А у парня неплохие задатки, далеко пойдет.
Вот только по телефону мы с ней не разговаривали. Она даже слова не успела сказать, как я отключился.
— Извини, я другого жду, — отрезала девушка и отвернулась.
— Да ладно, — продолжал навязываться парень. — А я чем не подхожу?
— Маленький еще.
Казалось бы, обычная проверка на настойчивость, но бедный пацан покраснел аж до кончиков пальцев — задатки у него были, только опыта еще не набрался. Я бы рассмеялся, если бы к этому времени полностью не сжился с девушкой. Я уже, можно сказать, мыслил ее мыслями, чувствовал то же, что и она, а наши движения были почти синхронны. Довольно сложный прием, удивительно, что он дался мне так легко и быстро — как и не было двух месяцев перерыва. Впрочем, воспоминание о Нарочи тоже даром не прошло.
Я приблизился мягкой уверенной походкой. Девушка кинула заинтересованный взгляд — и кроме интереса в нем читалась конфузия человека, встретившего кого-то очень на себя похожего, но на первый взгляд абсолютно чужого. Эффект не то чтобы идеальный, до раппорта далеко, но и этого хватит с лихвой. По вчерашнему дню она мое лицо явно не помнила.
Упрямый парень прервал сбивчивую речь о том, как ему недавно исполнилось двадцать два, и воинственно уставился на меня.
Я обнял его за плечи, словно школьного друга.
И тихо сказал, что ему, Игорю, пора бы уже успокоиться и пойти прогуляться по павильонам. А то ему, Игорю, придется писать на меня заявление насчет тяжких телесных повреждений.
Дались мне эти заявления.
Затем я тронул девушку за сгиб локтя и спросил, зачем она прошлой ночью украла у меня мобильный. И добавил, что если она сейчас же его не вернет, то ей придется писать заявление такого же рода, как Игорю.

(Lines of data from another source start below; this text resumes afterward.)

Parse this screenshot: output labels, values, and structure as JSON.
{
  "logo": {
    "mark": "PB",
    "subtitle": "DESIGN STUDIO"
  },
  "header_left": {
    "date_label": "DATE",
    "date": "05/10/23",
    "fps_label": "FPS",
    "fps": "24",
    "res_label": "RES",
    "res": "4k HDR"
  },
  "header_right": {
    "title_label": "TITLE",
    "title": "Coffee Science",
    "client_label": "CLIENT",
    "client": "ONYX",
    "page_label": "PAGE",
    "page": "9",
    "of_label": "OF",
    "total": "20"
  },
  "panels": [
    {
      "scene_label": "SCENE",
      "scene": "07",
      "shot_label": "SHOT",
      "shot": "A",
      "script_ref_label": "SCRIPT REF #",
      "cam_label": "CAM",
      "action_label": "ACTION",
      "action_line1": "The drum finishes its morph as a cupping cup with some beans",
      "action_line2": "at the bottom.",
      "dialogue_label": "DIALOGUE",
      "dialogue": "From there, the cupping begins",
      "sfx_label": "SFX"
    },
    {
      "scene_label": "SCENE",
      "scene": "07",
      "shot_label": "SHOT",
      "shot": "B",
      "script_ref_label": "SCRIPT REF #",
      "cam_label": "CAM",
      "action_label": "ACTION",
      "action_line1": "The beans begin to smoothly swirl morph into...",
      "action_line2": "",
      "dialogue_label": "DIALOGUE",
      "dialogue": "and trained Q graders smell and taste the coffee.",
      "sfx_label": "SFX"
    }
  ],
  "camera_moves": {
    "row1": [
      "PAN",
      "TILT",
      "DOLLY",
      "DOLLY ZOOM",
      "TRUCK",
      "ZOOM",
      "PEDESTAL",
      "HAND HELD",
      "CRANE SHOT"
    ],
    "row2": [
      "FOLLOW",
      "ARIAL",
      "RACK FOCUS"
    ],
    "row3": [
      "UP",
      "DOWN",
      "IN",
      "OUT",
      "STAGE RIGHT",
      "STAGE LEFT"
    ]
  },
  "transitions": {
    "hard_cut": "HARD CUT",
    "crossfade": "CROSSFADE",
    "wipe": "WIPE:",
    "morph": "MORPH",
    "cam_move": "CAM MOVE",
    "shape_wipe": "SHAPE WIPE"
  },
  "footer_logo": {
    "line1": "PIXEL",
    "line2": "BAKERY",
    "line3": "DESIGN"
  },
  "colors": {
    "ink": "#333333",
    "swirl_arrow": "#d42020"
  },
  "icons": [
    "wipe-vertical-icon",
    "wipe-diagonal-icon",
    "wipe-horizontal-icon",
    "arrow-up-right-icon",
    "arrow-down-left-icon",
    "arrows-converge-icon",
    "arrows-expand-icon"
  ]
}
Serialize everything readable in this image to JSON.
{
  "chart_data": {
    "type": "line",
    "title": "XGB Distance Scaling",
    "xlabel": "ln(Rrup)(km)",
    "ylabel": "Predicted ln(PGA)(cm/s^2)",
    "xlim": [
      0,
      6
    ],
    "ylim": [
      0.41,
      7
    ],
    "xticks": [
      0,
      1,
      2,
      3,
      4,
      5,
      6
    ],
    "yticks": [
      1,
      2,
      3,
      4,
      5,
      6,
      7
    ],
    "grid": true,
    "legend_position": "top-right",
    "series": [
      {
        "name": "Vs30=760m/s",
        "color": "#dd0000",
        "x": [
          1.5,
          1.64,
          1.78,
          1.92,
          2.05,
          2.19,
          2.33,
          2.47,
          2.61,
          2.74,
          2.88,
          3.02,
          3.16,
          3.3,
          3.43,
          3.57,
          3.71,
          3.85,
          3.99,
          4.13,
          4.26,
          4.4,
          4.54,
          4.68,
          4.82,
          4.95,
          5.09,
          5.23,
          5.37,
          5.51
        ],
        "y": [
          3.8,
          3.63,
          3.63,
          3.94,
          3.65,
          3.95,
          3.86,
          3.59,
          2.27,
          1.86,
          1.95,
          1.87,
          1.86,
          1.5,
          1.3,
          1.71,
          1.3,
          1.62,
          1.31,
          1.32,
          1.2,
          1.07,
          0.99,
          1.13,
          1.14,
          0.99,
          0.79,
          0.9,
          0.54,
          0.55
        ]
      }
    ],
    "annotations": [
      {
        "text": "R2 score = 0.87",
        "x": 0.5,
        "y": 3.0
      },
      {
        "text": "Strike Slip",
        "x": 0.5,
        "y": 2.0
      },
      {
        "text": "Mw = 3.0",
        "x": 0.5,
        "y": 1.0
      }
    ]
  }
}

Вот теперь эффект был что надо. Крышеснос прокатил. Парень, один раз уже потерпевший неудачу, помялся, переступая с ноги на ногу, оценил меня взглядом. Я думал, сейчас назовет меня тупым идиотом, и уже готовился ответить куда жестче, но он только сказал, что опаздывает, и ретировался. Девушка на автомате сунула руку в карман и протянула мой телефон. С ее лица можно было читать, как со страниц «Космополитена». Во-первых, обычная растерянность — она явно боролась с желанием уйти быстро и пафосно, не оборачиваясь. Во-вторых, удивление. Но было и еще что-то — даже для такой роскошной во всех отношениях девушки она смотрела на меня слишком…
Слишком заинтересованно.
Или это подозрительность? Блин, как это калибровать? Все-таки я не Сакис Рувас, чтобы при моем появлении, даже таком эффектном, терять дар речи.
А причину этой «подозрительности» я узнал в следующий момент — когда взглянул на дисплей возвращенного телефона.
«Принято 23 новых сообщения».
Я чуть не расхохотался. Как же я раньше не допер! Вот почему она все-таки явилась!
Стремно, должно быть, когда в кармане пальто оказывается чужой мобильный. Но еще стремней, когда на него каждые полчаса приходят сообщения в стиле «Давай встретимся», «Ты про меня забыл, солнышко?» и даже «Я убью тебя, если найду, скотина! Вернись…»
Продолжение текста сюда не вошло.